Revisiting Classical Bagging with Modern Transfer Learning for On-the-fly Disaster Damage Detector

Automatic post-disaster damage detection using aerial imagery is crucial for quick assessment of damage caused by disaster and development of a recovery plan. The main problem preventing us from creating an applicable model in practice is that damaged (positive) examples we are trying to detect are much harder to obtain than undamaged (negative) examples, especially in short time. In this paper, we revisit the classical bootstrap aggregating approach in the context of modern transfer learning for data-efficient disaster damage detection. Unlike previous classical ensemble learning articles, our work points out the effectiveness of simple bagging in deep transfer learning that has been underestimated in the context of imbalanced classification.

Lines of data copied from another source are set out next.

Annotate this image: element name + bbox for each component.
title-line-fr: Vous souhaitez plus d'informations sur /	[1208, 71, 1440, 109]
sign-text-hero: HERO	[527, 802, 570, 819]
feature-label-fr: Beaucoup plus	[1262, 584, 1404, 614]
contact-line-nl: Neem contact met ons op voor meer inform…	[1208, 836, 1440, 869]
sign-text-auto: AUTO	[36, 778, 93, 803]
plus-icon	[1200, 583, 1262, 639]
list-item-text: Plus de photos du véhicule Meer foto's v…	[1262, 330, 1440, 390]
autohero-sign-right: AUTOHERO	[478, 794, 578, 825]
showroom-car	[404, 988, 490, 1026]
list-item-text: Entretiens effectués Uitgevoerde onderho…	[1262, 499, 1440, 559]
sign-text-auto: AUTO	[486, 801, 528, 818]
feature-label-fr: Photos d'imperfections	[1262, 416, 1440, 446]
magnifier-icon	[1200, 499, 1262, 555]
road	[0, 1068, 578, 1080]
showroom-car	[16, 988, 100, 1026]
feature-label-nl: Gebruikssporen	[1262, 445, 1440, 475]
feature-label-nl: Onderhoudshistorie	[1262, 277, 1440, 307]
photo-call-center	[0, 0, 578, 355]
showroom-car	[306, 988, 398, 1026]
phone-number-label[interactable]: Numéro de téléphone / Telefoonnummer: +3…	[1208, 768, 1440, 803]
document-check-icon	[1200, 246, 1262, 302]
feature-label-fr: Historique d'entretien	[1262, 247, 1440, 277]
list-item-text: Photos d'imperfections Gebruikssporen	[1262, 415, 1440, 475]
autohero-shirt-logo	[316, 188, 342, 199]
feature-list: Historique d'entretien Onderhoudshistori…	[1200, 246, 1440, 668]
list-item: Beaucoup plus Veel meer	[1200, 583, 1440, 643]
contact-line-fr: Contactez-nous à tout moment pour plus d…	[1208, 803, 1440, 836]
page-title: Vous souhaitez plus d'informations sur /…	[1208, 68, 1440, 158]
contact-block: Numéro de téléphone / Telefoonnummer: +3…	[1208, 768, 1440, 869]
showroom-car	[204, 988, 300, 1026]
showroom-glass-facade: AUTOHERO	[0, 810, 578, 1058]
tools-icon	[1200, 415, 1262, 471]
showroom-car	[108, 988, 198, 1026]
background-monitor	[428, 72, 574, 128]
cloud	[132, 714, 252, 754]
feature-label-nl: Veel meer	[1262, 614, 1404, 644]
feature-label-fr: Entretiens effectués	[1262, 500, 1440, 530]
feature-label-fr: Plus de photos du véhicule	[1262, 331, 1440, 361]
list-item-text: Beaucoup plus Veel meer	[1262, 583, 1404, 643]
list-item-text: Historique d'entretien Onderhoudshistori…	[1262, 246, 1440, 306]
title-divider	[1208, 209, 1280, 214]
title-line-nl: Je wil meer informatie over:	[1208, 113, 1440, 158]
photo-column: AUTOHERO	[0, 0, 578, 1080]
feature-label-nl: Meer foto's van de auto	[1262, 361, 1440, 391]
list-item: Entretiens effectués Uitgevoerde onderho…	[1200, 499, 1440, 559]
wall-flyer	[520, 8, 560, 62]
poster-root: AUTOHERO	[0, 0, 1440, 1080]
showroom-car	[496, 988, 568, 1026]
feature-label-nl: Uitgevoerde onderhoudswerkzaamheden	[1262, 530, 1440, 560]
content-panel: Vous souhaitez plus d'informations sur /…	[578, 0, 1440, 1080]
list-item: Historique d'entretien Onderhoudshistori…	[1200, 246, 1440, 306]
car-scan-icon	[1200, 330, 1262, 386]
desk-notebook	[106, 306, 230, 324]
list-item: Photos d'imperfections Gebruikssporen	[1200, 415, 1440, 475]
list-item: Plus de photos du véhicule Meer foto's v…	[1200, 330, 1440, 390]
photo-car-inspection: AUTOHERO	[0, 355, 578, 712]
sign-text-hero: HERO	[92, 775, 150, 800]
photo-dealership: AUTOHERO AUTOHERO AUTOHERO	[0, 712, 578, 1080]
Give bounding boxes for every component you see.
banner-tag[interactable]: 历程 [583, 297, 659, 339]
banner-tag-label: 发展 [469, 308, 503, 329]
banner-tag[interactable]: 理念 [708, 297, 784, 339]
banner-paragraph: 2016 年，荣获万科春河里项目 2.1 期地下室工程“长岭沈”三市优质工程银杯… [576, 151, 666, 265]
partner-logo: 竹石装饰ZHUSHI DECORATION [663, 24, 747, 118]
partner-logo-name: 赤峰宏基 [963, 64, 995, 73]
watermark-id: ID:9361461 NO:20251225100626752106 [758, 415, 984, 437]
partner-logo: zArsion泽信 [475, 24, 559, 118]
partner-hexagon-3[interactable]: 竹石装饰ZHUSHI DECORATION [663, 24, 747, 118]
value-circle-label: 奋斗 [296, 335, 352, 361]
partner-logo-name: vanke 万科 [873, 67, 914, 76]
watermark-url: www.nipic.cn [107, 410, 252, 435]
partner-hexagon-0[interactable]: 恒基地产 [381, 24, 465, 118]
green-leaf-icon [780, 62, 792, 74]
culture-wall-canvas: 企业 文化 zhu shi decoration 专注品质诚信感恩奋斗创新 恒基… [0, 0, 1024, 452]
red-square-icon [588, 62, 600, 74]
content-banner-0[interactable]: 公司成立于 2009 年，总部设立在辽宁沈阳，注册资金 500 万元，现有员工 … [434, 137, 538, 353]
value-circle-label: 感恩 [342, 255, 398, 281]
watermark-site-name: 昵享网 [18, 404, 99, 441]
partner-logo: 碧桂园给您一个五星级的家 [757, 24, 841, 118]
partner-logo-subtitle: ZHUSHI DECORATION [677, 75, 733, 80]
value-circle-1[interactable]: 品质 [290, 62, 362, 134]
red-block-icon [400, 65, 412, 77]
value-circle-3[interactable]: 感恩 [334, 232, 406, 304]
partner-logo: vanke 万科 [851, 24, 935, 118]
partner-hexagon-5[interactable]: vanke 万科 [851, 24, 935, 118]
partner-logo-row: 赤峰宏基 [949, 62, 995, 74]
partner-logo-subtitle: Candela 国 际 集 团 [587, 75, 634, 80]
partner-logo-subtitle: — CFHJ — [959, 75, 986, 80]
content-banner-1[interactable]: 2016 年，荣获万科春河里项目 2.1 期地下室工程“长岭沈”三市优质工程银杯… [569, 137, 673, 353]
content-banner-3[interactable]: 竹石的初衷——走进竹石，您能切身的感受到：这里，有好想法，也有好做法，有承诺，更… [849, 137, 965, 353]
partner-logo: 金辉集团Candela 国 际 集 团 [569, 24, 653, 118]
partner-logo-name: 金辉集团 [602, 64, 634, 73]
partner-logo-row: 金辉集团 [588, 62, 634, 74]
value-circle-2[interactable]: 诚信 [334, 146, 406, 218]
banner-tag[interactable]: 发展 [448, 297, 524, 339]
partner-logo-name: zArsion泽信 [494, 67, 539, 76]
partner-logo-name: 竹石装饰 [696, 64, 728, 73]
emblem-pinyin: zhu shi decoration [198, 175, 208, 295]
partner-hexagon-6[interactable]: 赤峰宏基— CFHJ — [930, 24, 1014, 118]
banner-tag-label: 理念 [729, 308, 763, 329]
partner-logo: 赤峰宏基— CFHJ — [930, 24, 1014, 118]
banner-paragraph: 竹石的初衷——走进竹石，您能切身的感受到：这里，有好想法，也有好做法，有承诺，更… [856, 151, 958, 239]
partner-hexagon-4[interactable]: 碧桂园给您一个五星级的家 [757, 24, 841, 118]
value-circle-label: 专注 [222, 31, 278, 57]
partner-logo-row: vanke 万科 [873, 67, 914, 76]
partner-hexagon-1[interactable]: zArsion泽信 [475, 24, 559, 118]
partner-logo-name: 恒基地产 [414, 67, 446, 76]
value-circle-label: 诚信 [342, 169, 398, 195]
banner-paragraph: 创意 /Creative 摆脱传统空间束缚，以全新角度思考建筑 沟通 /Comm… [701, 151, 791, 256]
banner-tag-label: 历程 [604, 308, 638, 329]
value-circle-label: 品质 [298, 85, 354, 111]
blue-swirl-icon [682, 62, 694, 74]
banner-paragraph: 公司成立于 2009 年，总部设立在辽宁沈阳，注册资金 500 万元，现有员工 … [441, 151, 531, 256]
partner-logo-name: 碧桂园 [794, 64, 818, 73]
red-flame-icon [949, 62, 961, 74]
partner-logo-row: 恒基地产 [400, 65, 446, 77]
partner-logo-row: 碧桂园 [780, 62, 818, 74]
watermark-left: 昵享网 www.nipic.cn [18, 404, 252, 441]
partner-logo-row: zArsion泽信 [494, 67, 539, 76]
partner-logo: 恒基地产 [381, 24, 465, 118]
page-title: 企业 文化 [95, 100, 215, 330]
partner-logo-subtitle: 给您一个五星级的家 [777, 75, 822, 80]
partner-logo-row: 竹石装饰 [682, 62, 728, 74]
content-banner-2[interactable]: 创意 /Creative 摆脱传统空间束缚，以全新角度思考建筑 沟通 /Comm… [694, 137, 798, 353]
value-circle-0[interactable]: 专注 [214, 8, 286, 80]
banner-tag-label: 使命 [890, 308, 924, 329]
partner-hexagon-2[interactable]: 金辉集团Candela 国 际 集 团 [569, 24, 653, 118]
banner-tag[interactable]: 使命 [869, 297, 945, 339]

Benchmark results on the AIST Building Change Detection dataset show that our approach significantly outperforms existing methodologies, including the recently proposed disentanglement learning.

Quantization for Rapid Deployment of Deep Neural Networks

This paper aims at rapid deployment of the state-of-the-art deep neural networks (DNNs) to energy efficient accelerators without time-consuming fine tuning or the availability of the full datasets. Converting DNNs in full precision to limited precision is essential in taking advantage of the accelerators with reduced memory footprint and computation power. However, such a task is not trivial since it often requires the full training and validation datasets for profiling the network statistics and fine tuning the networks to recover the accuracy lost after quantization. To address these issues, we propose a simple method recognizing channel-level distribution to reduce the quantization-induced accuracy loss and minimize the required image samples for profiling. We evaluated our method on eleven networks trained on the ImageNet classification benchmark and a network trained on the Pascal VOC object detection benchmark. The results prove that the networks can be quantized into 8-bit integer precision without fine tuning.

Training Deep Neural Network in Limited Precision

Energy and resource efficient training of DNNs will greatly extend the applications of deep learning. However, there are three major obstacles which mandate accurate calculation in high precision. In this paper, we tackle two of them related to the loss of gradients during parameter update and backpropagation through a softmax nonlinearity layer in low precision training. We implemented SGD with Kahan summation by employing an additional parameter to virtually extend the bit-width of the parameters for a reliable parameter update. We also proposed a simple guideline to help select the appropriate bit-width for the last FC layer followed by a softmax nonlinearity layer. It determines the lower bound of the required bit-width based on the class size of the dataset. Extensive experiments on various network architectures and benchmarks verifies the effectiveness of the proposed technique for low precision training.